Andżelika Borys znów przesłuchiwana na milicji
Nieuznawana przez władze w Mińsku prezes Związku Polaków na Białorusi Andżelika Borys była ponownie przesłuchiwana na milicji w Grodnie. Jak powiedziała, było to już 73. jej przesłuchanie.
Śledczy, podobnie jak przed tygodniem, pytał, dlaczego Borys nadal przedstawia się jako prezes ZPB i w tej roli reprezentowała w lutym Polaków na posiedzeniu Polonijnej Rady Konsultacyjnej przy Marszałku Senatu RP. Borys odmówiła składania zeznań.
W podobnej sprawie przesłuchiwany był w czwartek działacz ZPB Andrzej Pisalnik, którego pytano, dlaczego podaje się za członka związku. Wezwanie dostał też inny działacz ZPB Andrzej Poczobut, ale się nie stawił, gdyż nie ma go w kraju.

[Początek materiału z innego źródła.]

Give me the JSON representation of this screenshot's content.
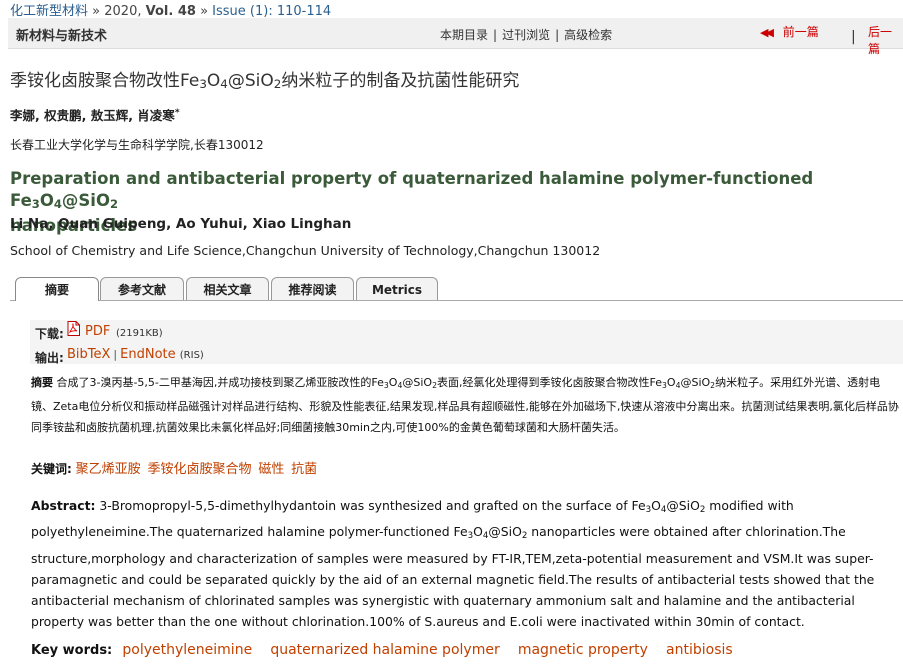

Andżelika Borys została wybrana na prezesa ZPB w marcu zeszłego roku na zjeździe organizacji, którego nie uznały władze białoruskie. Zgodnie z ich rekomendacją, 27 sierpnia w Wołkowysku został zorganizowany powtórny zjazd, na którym na prezesa wybrano Łucznika. Zjazdu w Wołkowysku nie uznał rząd Polski, oceniając, że odbył się on z naruszeniem zasad demokracji i ingerencją władz białoruskich.